I just can't figure out how to plug this into copyright law. It feels like a new thing.

▲

quectophoton 7 months ago | parent [-]

Also, Google Translate, when used to translate web pages:

> does not pay authors

Check.

> it spits out literal copies of the content it scraped

Check.

> attempts to derive a new thing from the knowledge it obtains.

Check.

* Is interactive: Check.

* Can output text that sounds syntactically and grammatically correct, but a human can instantly say "that doesn't look right": Check.

* Changing one word in a sentence affects words in a completely different sentence, because that changed the context: Check.

▲

mikae1 7 months ago | parent [-]

Scraping with the intent to capitalize: no check.

▲

quectophoton 7 months ago | parent [-]

Even ignoring the fact that programmatic access to translation seems to require payment, or that its parent company is doing the scraping (similar to how one would use CommonCrawl instead of doing the scraping themselves), I am actually in favor of taking in to account the intent behind it.

"Give and take", "equal exchange", however people want to put it. I don't mind if someone uses publicly-accessible content and ignores its copyright to make another thing, as long as their result is publicly-accessible and they're prepared to have their copyright ignored in return. If you not only use the result of someone else, but also their process, then be prepared to have your process publicly-accessible too, with its copyright ignored. And so on.

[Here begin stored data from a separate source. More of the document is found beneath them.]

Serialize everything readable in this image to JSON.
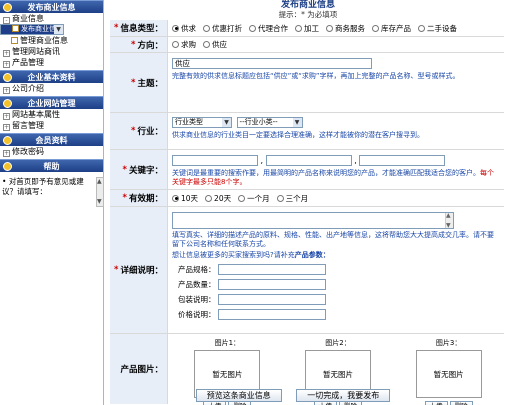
{
  "sidebar": {
    "sections": [
      {
        "title": "发布商业信息",
        "items": [
          {
            "label": "商业信息",
            "level": 0
          },
          {
            "label": "发布商业信息",
            "level": 1,
            "selected": true
          },
          {
            "label": "管理商业信息",
            "level": 1
          },
          {
            "label": "管理网站商讯",
            "level": 0
          },
          {
            "label": "产品管理",
            "level": 0
          }
        ]
      },
      {
        "title": "企业基本资料",
        "items": [
          {
            "label": "公司介绍",
            "level": 0
          }
        ]
      },
      {
        "title": "企业网站管理",
        "items": [
          {
            "label": "网站基本属性",
            "level": 0
          },
          {
            "label": "留言管理",
            "level": 0
          }
        ]
      },
      {
        "title": "会员资料",
        "items": [
          {
            "label": "修改密码",
            "level": 0
          }
        ]
      },
      {
        "title": "帮助",
        "items": []
      }
    ],
    "suggestion_text": "对首页即予有意见或建议？请填写："
  },
  "page": {
    "title": "发布商业信息",
    "note": "提示：* 为必填项"
  },
  "form": {
    "type": {
      "label": "信息类型：",
      "options": [
        "供求",
        "优惠打折",
        "代理合作",
        "加工",
        "商务服务",
        "库存产品",
        "二手设备"
      ],
      "selected": "供求"
    },
    "direction": {
      "label": "方向：",
      "options": [
        "求购",
        "供应"
      ],
      "selected": ""
    },
    "subject": {
      "label": "主题：",
      "value": "供应",
      "hint": "完整有效的供求信息标题应包括“供应”或“求购”字样，再加上完整的产品名称、型号或样式。"
    },
    "industry": {
      "label": "行业：",
      "select1": "行业类型",
      "select2": "--行业小类--",
      "hint": "供求商业信息的行业类目一定要选择合理准确，这样才能被你的潜在客户搜寻到。"
    },
    "keywords": {
      "label": "关键字：",
      "separator": ",",
      "hint": "关键词是最重要的搜索作要，用最简明的产品名称来说明您的产品，才能准确匹配我适合您的客户。",
      "hint_red": "每个关键字最多只能8个字。"
    },
    "validity": {
      "label": "有效期：",
      "options": [
        "10天",
        "20天",
        "一个月",
        "三个月"
      ],
      "selected": "10天"
    },
    "detail": {
      "label": "详细说明：",
      "hint": "填写真实、详细的描述产品的原料、规格、性能、出产地等信息，这将帮助您大大提高成交几率。请不要留下公司名称和任何联系方式。",
      "hint2_prefix": "想让信息被更多的买家搜索到吗?请补充",
      "hint2_bold": "产品参数：",
      "attributes": [
        {
          "label": "产品规格："
        },
        {
          "label": "产品数量："
        },
        {
          "label": "包装说明："
        },
        {
          "label": "价格说明："
        }
      ]
    },
    "images": {
      "label": "产品图片：",
      "slots": [
        {
          "caption": "图片1：",
          "placeholder": "暂无图片",
          "upload": "上传",
          "delete": "删除"
        },
        {
          "caption": "图片2：",
          "placeholder": "暂无图片",
          "upload": "上传",
          "delete": "删除"
        },
        {
          "caption": "图片3：",
          "placeholder": "暂无图片",
          "upload": "上传",
          "delete": "删除"
        }
      ]
    }
  },
  "buttons": {
    "preview": "预览这条商业信息",
    "submit": "一切完成，我要发布"
  }
}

That's why I don't mind "unofficial" translations or subtitles (both copyright violations as soon as they are distributed) appearing on multiple sites. That's why I respect open-source licenses of projects that respect them. That's why I pay for some open-source software even if I don't have to. That's why I give credit to artists even when I use an image that I didn't make myself as profile picture (either from the internet or because I paid for it).

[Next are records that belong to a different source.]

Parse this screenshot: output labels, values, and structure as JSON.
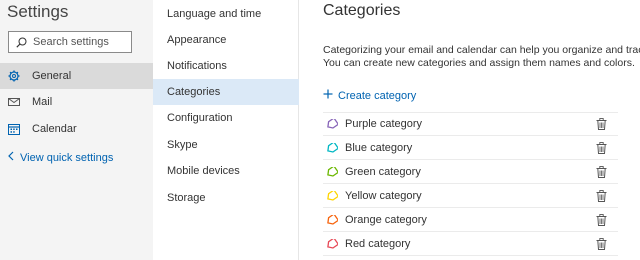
{
  "settings": {
    "title": "Settings",
    "search": {
      "placeholder": "Search settings"
    },
    "nav": [
      {
        "label": "General",
        "icon": "gear-icon",
        "selected": true
      },
      {
        "label": "Mail",
        "icon": "mail-icon",
        "selected": false
      },
      {
        "label": "Calendar",
        "icon": "calendar-icon",
        "selected": false
      }
    ],
    "quick_settings_link": "View quick settings"
  },
  "subnav": {
    "items": [
      {
        "label": "Language and time",
        "selected": false
      },
      {
        "label": "Appearance",
        "selected": false
      },
      {
        "label": "Notifications",
        "selected": false
      },
      {
        "label": "Categories",
        "selected": true
      },
      {
        "label": "Configuration",
        "selected": false
      },
      {
        "label": "Skype",
        "selected": false
      },
      {
        "label": "Mobile devices",
        "selected": false
      },
      {
        "label": "Storage",
        "selected": false
      }
    ]
  },
  "content": {
    "title": "Categories",
    "description_line1": "Categorizing your email and calendar can help you organize and track",
    "description_line2": "You can create new categories and assign them names and colors.",
    "create_label": "Create category",
    "categories": [
      {
        "name": "Purple category",
        "color": "#8764b8"
      },
      {
        "name": "Blue category",
        "color": "#00b7c3"
      },
      {
        "name": "Green category",
        "color": "#6bb700"
      },
      {
        "name": "Yellow category",
        "color": "#ffd500"
      },
      {
        "name": "Orange category",
        "color": "#f7630c"
      },
      {
        "name": "Red category",
        "color": "#e74856"
      }
    ]
  },
  "colors": {
    "accent": "#0063b1",
    "selected_subnav": "#dbe9f7",
    "selected_nav": "#dadada"
  }
}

That's also why I don't mind anyone ignoring my copyright as long as it's on "equal" terms ("if you vendor my code and pass it off as yours, that's tacit approval for someone else doing the same thing to you" kind of thing ("someone else" because, at least for code, it won't be me)).

I only gave very specific examples, but I hope I was able to explain what I mean.

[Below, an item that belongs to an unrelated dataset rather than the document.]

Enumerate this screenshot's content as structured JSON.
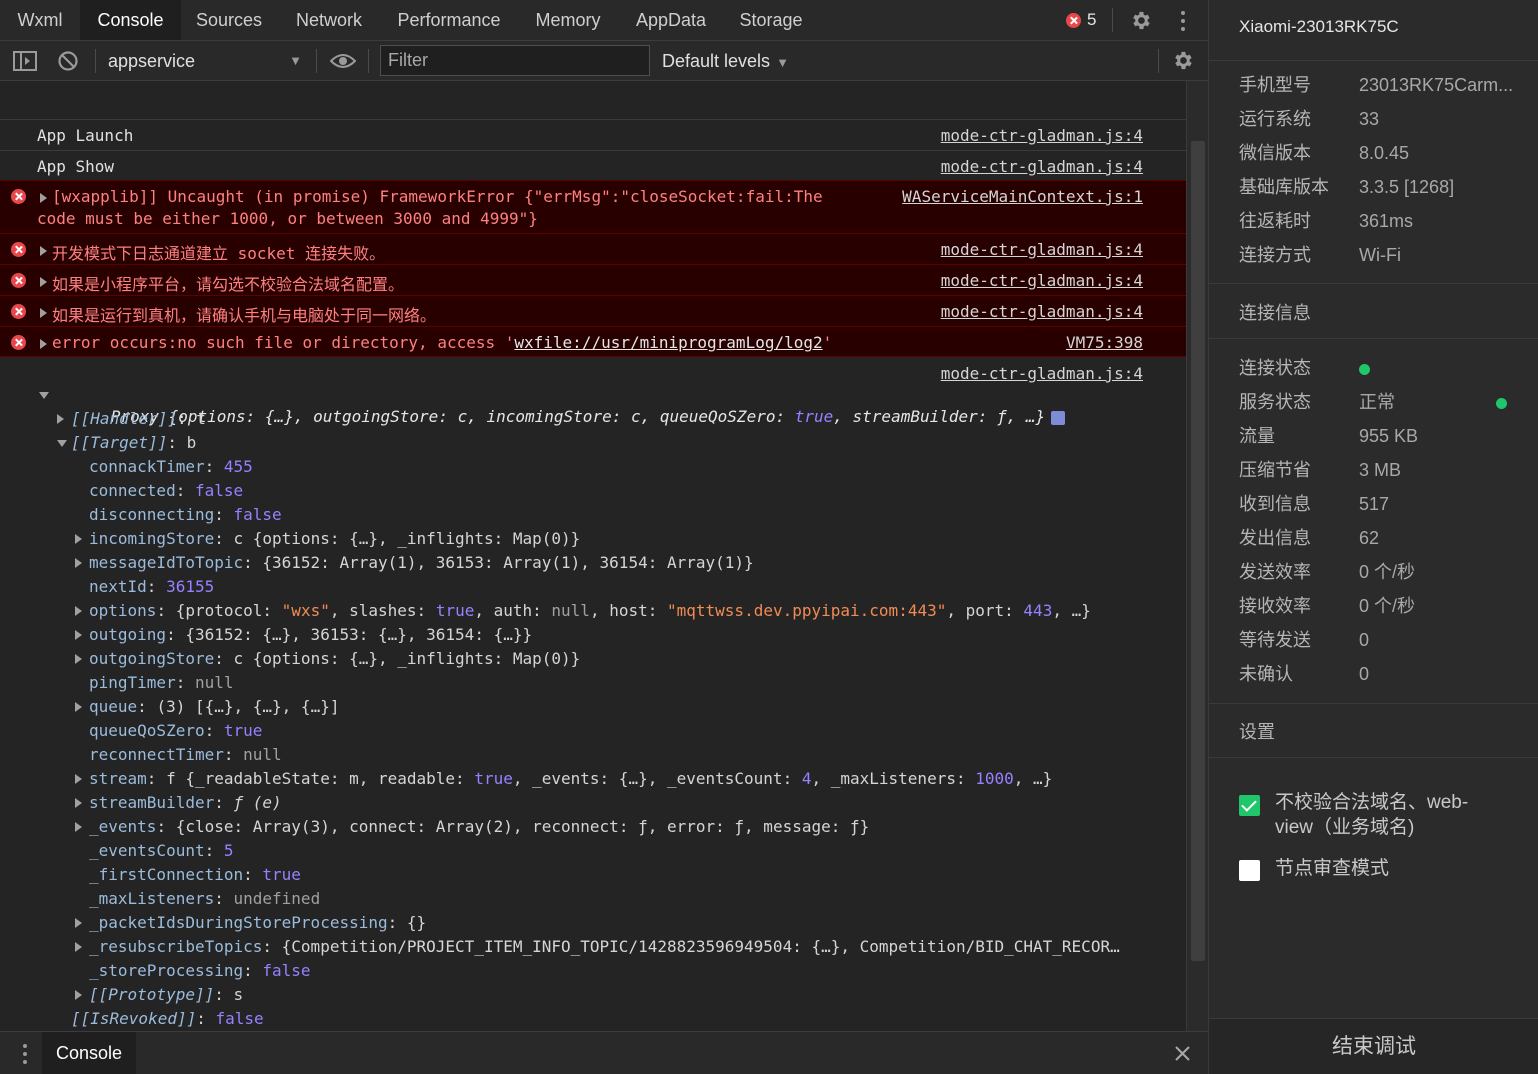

The thing that I don't like, is the highly asymmetrical situation we're in with generative AI: because the result (the trained model) is not publicly accessible like a significant part of the content it was trained on; they only release a very limited interface to it.

	▲	kyledrake 6 months ago \| parent [-]
		> Even ignoring the fact that programmatic access to translation seems to require payment, or that its parent company is doing the scraping (similar to how one would use CommonCrawl instead of doing the scraping themselves), I am actually in favor of taking in to account the intent behind it. Does intent matter for the purposes of interpreting the laws here? I'm not criticizing your point, I'm genuinely curious if that matters (outside the context of fair use). I can certainly think of valid use cases that would not be considered fair use. > The thing that I don't like, is the highly asymmetrical situation we're in with generative AI: because the result (the trained model) is not publicly accessible like a significant part of the content it was trained on; they only release a very limited interface to it. I'm not sure that I agree with this one, given that most serious LLMs are free or very low cost to use, and in llama and phi-3's case pretty much just given away. Not a small gesture given the substantial expenses required to provide free access to some of these models.